Volume 43, Issue 4 - April 2008
One Specifier Asks, Who Should Handle Hardware Coordination?
The Project Resource Manual published by the Construction Specifications Institute states that “neither the section titles nor their arrangement defines how the work of the project is to be assigned to various construction trades and subcontractors.” Although a section based on MasterFormat (CSI’s master list of numbers and titles) “may correlate with the activities of traditional contractor groups … it is not the intent of MasterFormat to assign work to specific construction trades. Conversely, the subcontractor and the installing trade should not influence the arrangement of the specification sections.” Experienced specifiers will not attempt to second-guess the general contractor’s preferences for dividing up the work between subcontractors.
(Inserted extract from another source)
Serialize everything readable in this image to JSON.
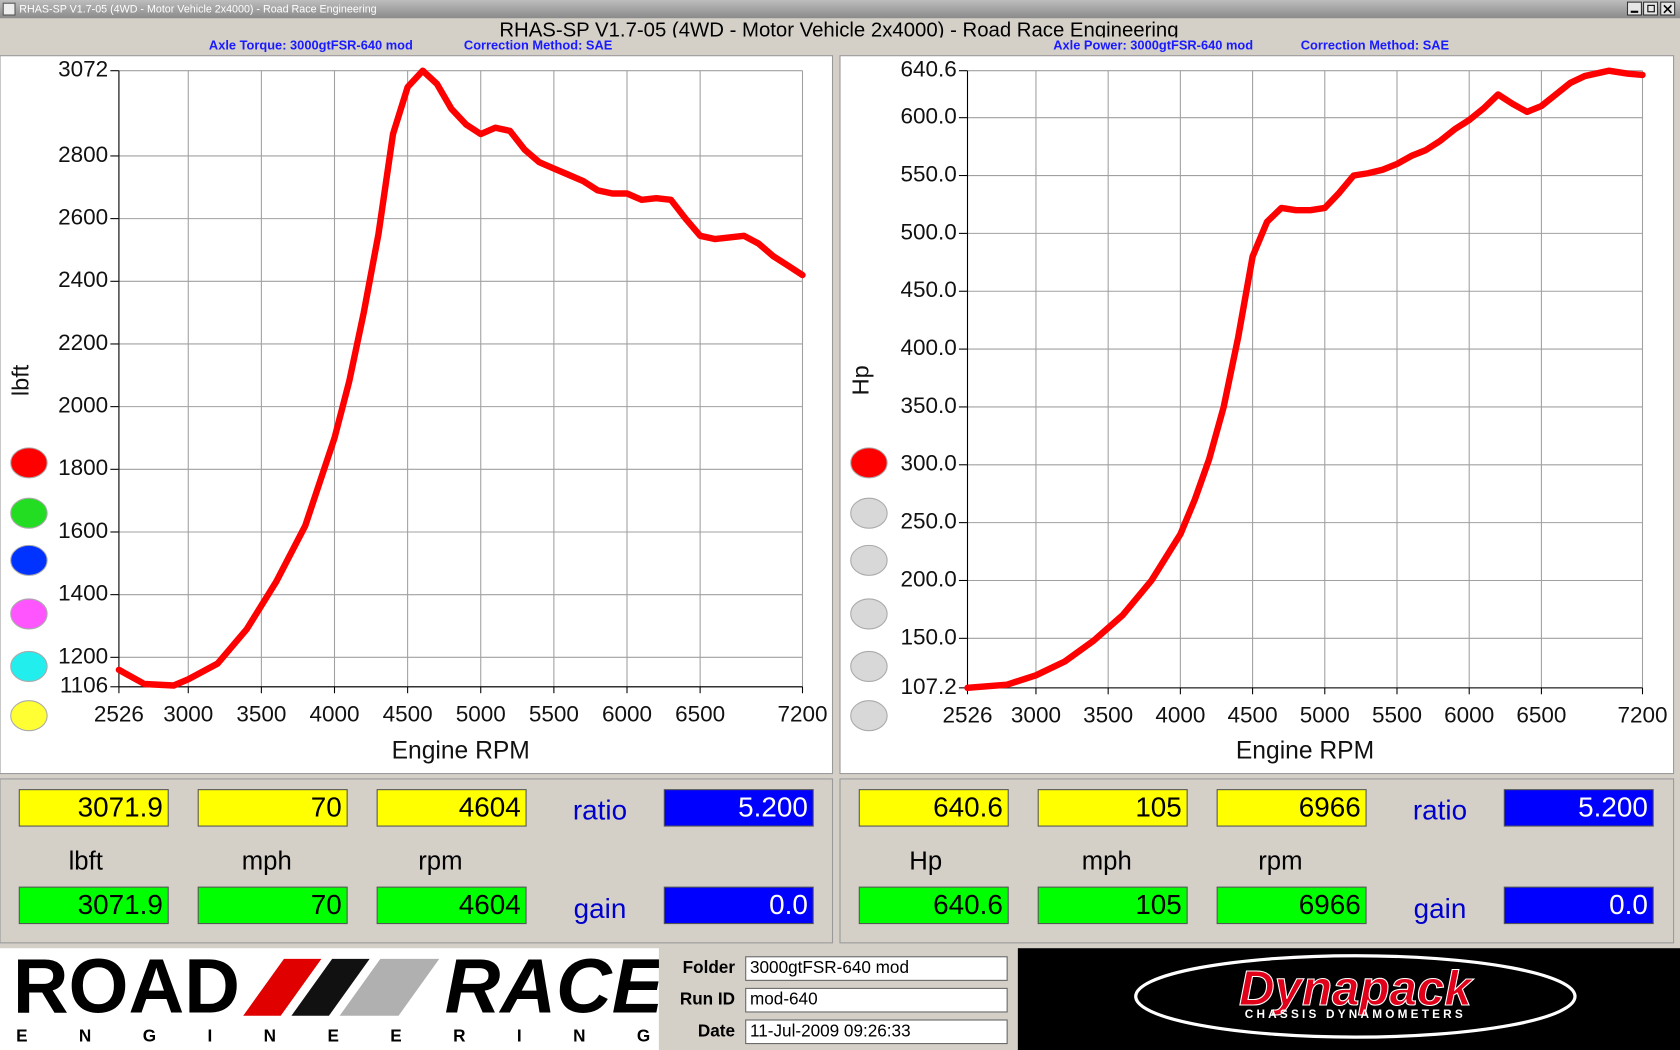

Specifiers include all door hardware in a single specification section for a number of reasons. Hardware has become significantly more complex, and many design firms engage hardware consultants to ensure that the selection of items for each door is appropriate, meets building codes, functions as needed, coordinates with other devices and integrates with electronic security and access control. If door hardware for aluminum doors and all-glass doors was included in those sections, large and significant portions of these requirements would need to be repeated—a poor specification practice. This also may be misinterpreted to mean that there is no need to coordinate between the two during the construction phase. At the same time, door hardware manufacturers’ stock offerings for hardware are severely limited and often inappropriate for the project needs, necessitating that hardware manufacturers be contacted directly to find the appropriate hardware.
The solution Ms. Hester suggests—that the hardware on glass and aluminum doors be furnished and installed by the glazing contractor—is one reasonable solution. She suggests glazing contractors “work with the architects or construction managers, as well as the general contractors, to show that [they] can get them the correct hardware,” but the architect does not make the decision who supplies what—the general contractor does. Further, she states that this “process puts some responsibility on the architect to look over the submittals carefully and make sure that the two hardware packages have the same brands of hardware to avoid issues regarding mix-and-match hardware brands.” This attempts to shift responsibility for coordination to the architect. The general contractor and the respective subcontractors should be sitting down together and completing this coordination effort before the submittal is prepared. It actually must be done before the hardware or the doors are purchased.
Responsible general contractors working with reliable subcontractors can accomplish the necessary coordination without undue difficulty, and maintain the proper separation of responsibilities between the designer and the contractor at the same time. Expecting architects to assume a greater role, and micro-manage this coordination, is not the solution.
John Bunzick, CCS, CCCA, LEED AP
My article does not address coordination of the trades but, rather, what problems exist for glazing contractors and suggestions of how to overcome them. I appreciate Mr. Bunzick’s knowledge on the role of the designer and the general contractor as well as the intent of a specification. I do feel that his point of trying to include aluminum and all glass doors in different areas of the specification would cause repeated work and be a poor practice.
Many thanks to Mr. Bunzick for his views on my article.